Parabéns por este grande trabalho.
Fico impressionado com a pobreza das instituições nacionais que se responsabilizam por nosso turismo, não sabem a riqueza que temos nas mãos. Obrigado, estou morrendo de vontade de chegar por ai.
em 11-12-2016
por: Juliana
Ju da Mata, você e sua família assim como a Alessandra Fradique e família farão parte da história do roteiro! Foram as primeiras a se aventurarem pelas veredas do sul de Minas comigo!!!! Muito obrigada pelo carinho!
Alício, admiro muito seu trabalho e vejo total ressonância com o que venho propondo também. É uma lástima presenciarmos um turismo em nível nacional tão descuidado com nossas riquezas naturais, culturais e humanas! Mas temos eu, você e outras formiguinhas trabalhando pela sensibilidade... Venha!!!! Um dia eu vou ao seu!!!!

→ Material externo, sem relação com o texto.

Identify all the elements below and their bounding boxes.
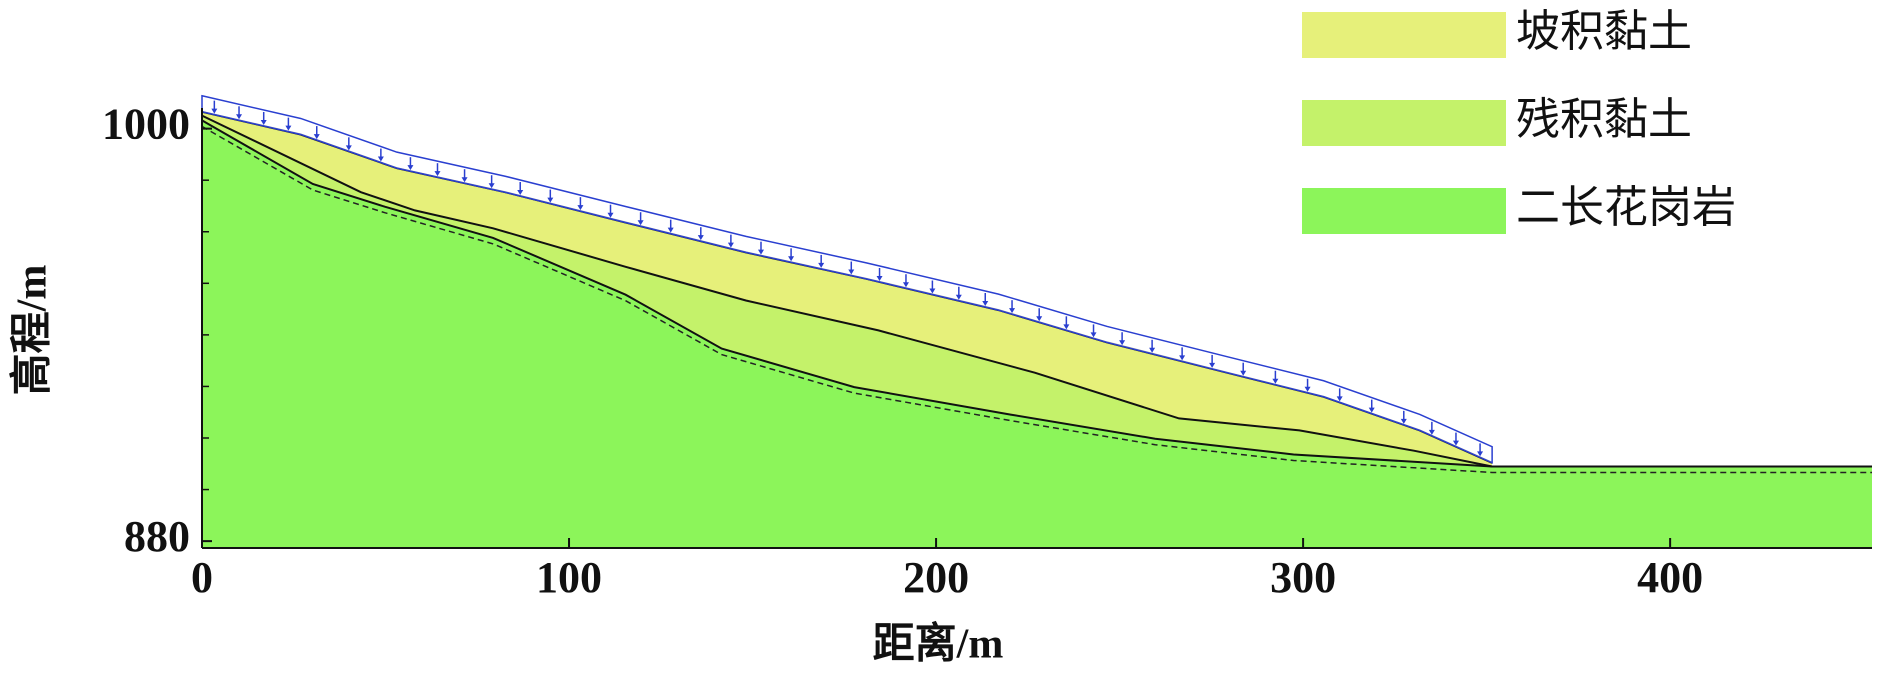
rain-arrow-head: [313, 134, 320, 140]
legend-label: 坡积黏土: [1516, 7, 1692, 56]
layer-boundary: [201, 114, 1493, 468]
rain-arrow-head: [982, 300, 989, 306]
rain-arrow-head: [1400, 418, 1407, 424]
rain-band: [201, 94, 1493, 464]
legend-label: 二长花岗岩: [1516, 183, 1736, 232]
rain-arrow-head: [1336, 396, 1343, 402]
rain-arrow-head: [285, 125, 292, 131]
rain-arrow-head: [547, 197, 554, 203]
rain-arrow-head: [902, 282, 909, 288]
rain-arrow-head: [788, 256, 795, 262]
rain-arrow-head: [488, 183, 495, 189]
layer-area: [202, 120, 1872, 549]
rain-arrow-head: [1428, 429, 1435, 435]
legend-swatch: [1302, 188, 1506, 234]
rain-arrow-head: [818, 262, 825, 268]
rain-arrow-head: [517, 190, 524, 195]
legend-swatch: [1302, 100, 1506, 146]
rain-arrow-head: [1149, 347, 1156, 353]
rain-arrow-head: [1477, 451, 1484, 457]
y-tick-label: 880: [124, 512, 190, 561]
rain-arrow-head: [1209, 362, 1216, 368]
slip-surface: [201, 125, 1872, 474]
rain-arrow-head: [1304, 386, 1311, 392]
rain-arrow-head: [727, 242, 734, 248]
x-tick-label: 400: [1637, 553, 1703, 602]
rain-arrow-head: [434, 171, 441, 177]
x-tick-label: 200: [903, 553, 969, 602]
rain-arrow-head: [1272, 378, 1279, 384]
rain-arrow-head: [1036, 316, 1043, 322]
rain-arrow-head: [1090, 332, 1097, 338]
rain-arrow-head: [848, 269, 855, 275]
x-axis-label: 距离/m: [873, 621, 1004, 668]
x-tick-label: 100: [536, 553, 602, 602]
rain-arrow-head: [577, 205, 584, 211]
rain-arrow-head: [1063, 324, 1070, 330]
rain-arrow-head: [1119, 340, 1126, 346]
rain-arrow-head: [1240, 370, 1247, 376]
rain-arrow-head: [637, 220, 644, 226]
rain-arrow-head: [1009, 308, 1016, 314]
rain-arrow-head: [757, 249, 764, 255]
rain-arrow-head: [607, 212, 614, 218]
legend-label: 残积黏土: [1516, 95, 1692, 144]
rain-arrow-head: [955, 294, 962, 300]
rain-arrow-head: [236, 114, 243, 120]
legend-swatch: [1302, 12, 1506, 58]
layer-boundary: [201, 119, 1872, 468]
rain-arrow-head: [697, 235, 704, 241]
y-axis-label: 高程/m: [9, 265, 56, 396]
rain-arrow-head: [667, 227, 674, 233]
y-tick-label: 1000: [102, 100, 190, 149]
rain-arrow-head: [260, 119, 267, 125]
rain-arrow-head: [377, 156, 384, 162]
rain-arrow-head: [1452, 440, 1459, 446]
rain-arrow-head: [876, 275, 883, 281]
x-tick-label: 0: [191, 553, 213, 602]
rain-arrow-head: [211, 108, 218, 114]
rain-arrow-head: [1179, 355, 1186, 361]
rain-arrow-head: [407, 165, 414, 171]
rain-arrow-head: [1368, 407, 1375, 413]
x-tick-label: 300: [1270, 553, 1336, 602]
rain-arrow-head: [461, 177, 468, 183]
rain-arrow-head: [929, 288, 936, 294]
rain-arrow-head: [345, 145, 352, 151]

Constance, veja o blog do Alício! Um dia quero fazer a imersão criativa sotoko com ele! Anima????
em 11-12-2016
por: Juliana
esqueci do link! http://cocineroloko.blogspot.com.br/
em 11-12-2016
por: Maria Jose
Que lindeza de tudo ! Do de comer, do de ver e do que recordar!
em 11-12-2016
por: Tarek
Délicias Cultura , Natureza e Gastronomia
em 11-12-2016
por: Constance Escobar
Se animo, Juliana? Claro. Vamos!
em 12-12-2016
por: ceci
Fiquei mais uma vez emocionada, com este lindo trabalho. Gostaria de poder um dia acompanha-la e ter o prazer de participar da prosa com toda doçura dessa gente mineira gostosas como seus quitutes!
Juliana, você sabe o que me emociona em seu trabalho!